Beaked redfish (Sebastes mentella) can be difficult to separate from golden redfish. However, it is usually smaller, growing rarely longer than 47 cm and then between 50 and 70 years old.

Beaked redfish does not enter the North Sea proper, but is distributed along its northern edge at the continental shelf and in the Norwegian Sea, at 400–600 m from Shetland to Andøya and also in shallower waters north of that island. Few of the fish in these areas are smaller than 28–30 cm. Nursery areas are found in the Barents Sea and around Svalbard, including north of Spitsbergen.

Beaked redfish release living larvae at around 4–6 mm length along the shelf break (Eggakanten) from Shetland northwards to the fishing grounds off Tromsø (Tromsøflaket). Females throughout the Barents Sea exhibit “spawning migrations” to these areas.

Young beaked redfish feed primarily on zooplankton like Copepods, krill and amphipods. Thereafter the diet shifts to a greater emphasis on krill and later fish.

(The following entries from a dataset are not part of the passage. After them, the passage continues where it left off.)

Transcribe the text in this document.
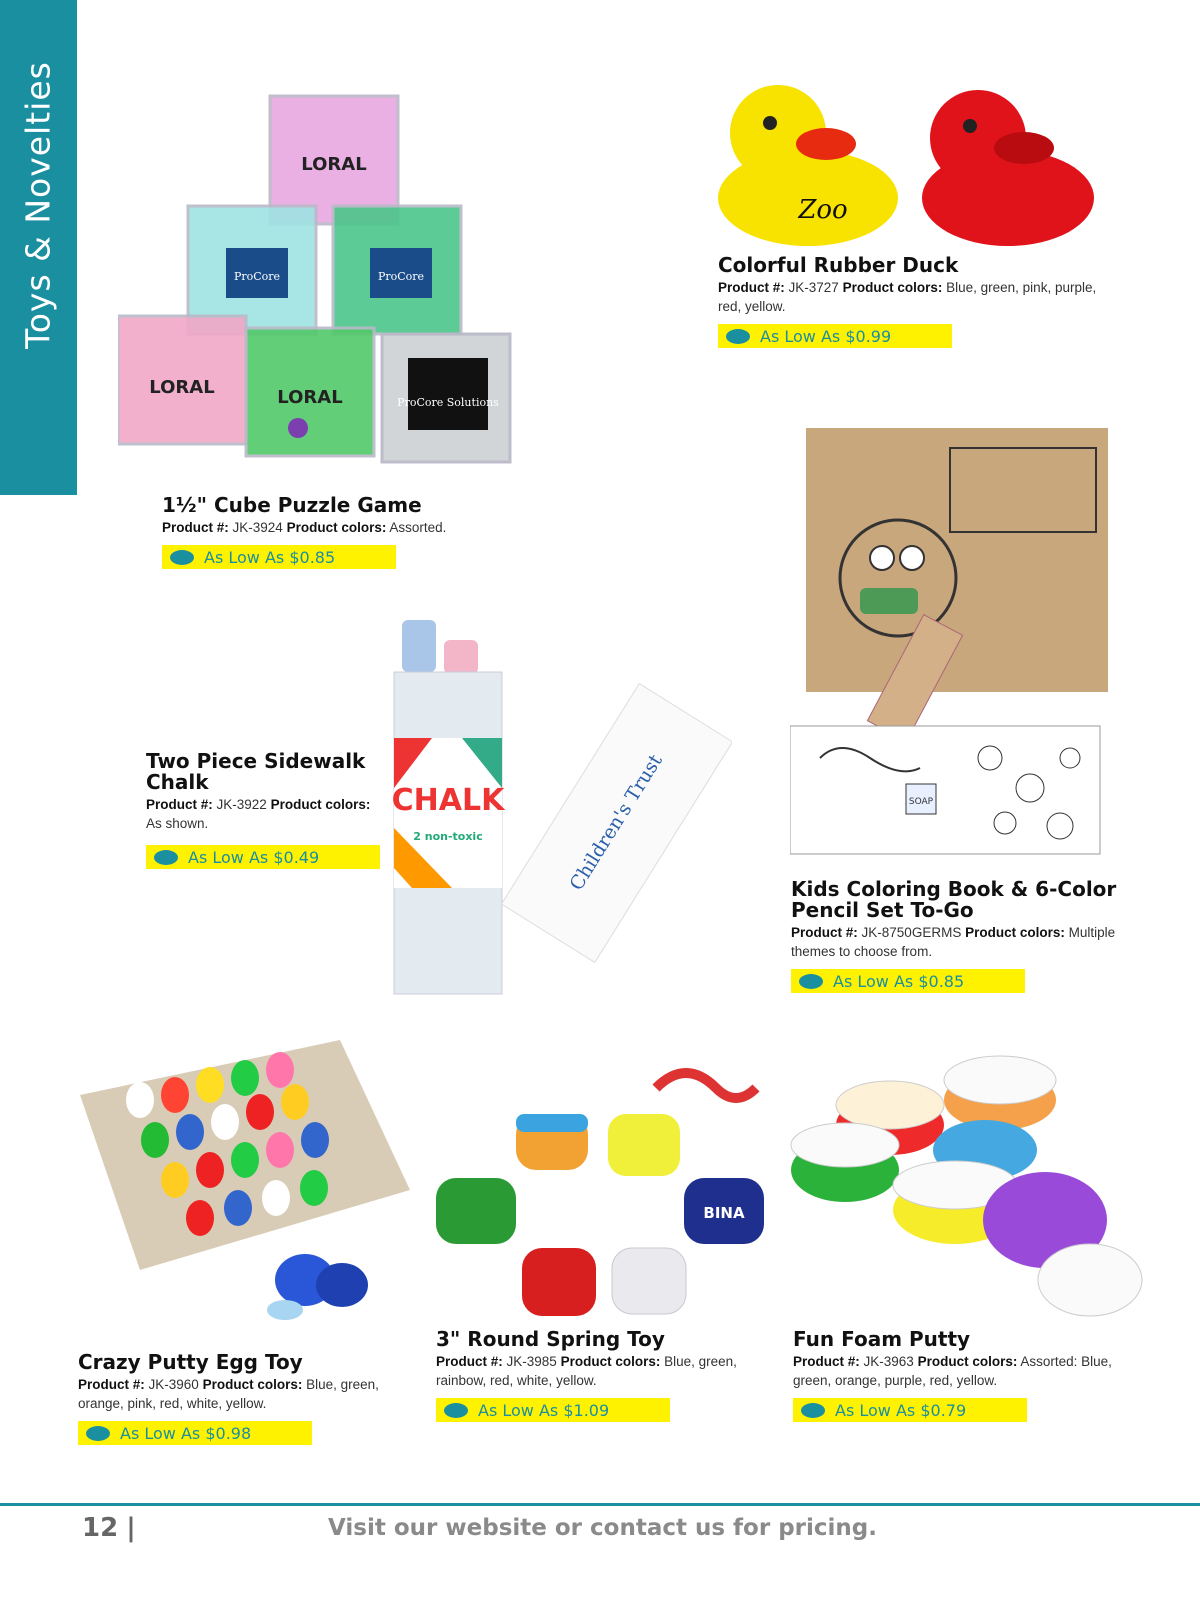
Toys & Novelties	LORAL
ProCore	ProCore
LORAL	LORAL	ProCore Solutions
Zoo
CHALK
2 non-toxic	Children's Trust	SOAP
BINA
1½" Cube Puzzle Game
Product #: JK-3924 Product colors: Assorted.
As Low As $0.85
Colorful Rubber Duck
Product #: JK-3727 Product colors: Blue, green, pink, purple, red, yellow.
As Low As $0.99
Two Piece Sidewalk Chalk
Product #: JK-3922 Product colors: As shown.
As Low As $0.49
Kids Coloring Book & 6-Color Pencil Set To-Go
Product #: JK-8750GERMS Product colors: Multiple themes to choose from.
As Low As $0.85
Crazy Putty Egg Toy
Product #: JK-3960 Product colors: Blue, green, orange, pink, red, white, yellow.
As Low As $0.98
3" Round Spring Toy
Product #: JK-3985 Product colors: Blue, green, rainbow, red, white, yellow.
As Low As $1.09
Fun Foam Putty
Product #: JK-3963 Product colors: Assorted: Blue, green, orange, purple, red, yellow.
As Low As $0.79
12 |	Visit our website or contact us for pricing.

With good recruitment, redfish under 25 cm form up to 10 % of North East Arctic cod’s diet. Another important predator on small beaked redfish is greenland halibut. Larvae and very small juveniles can also be found in herring stomachs.

Until they are sexually mature, growth rates of beaked redfish are similar to those of golden redfish. Up to now there were no noticeable effects of climate change on age at first maturity, productivity or distribution. However, it may have played a role in the large-scale migration into the central Norwegian Sea observed since 2003.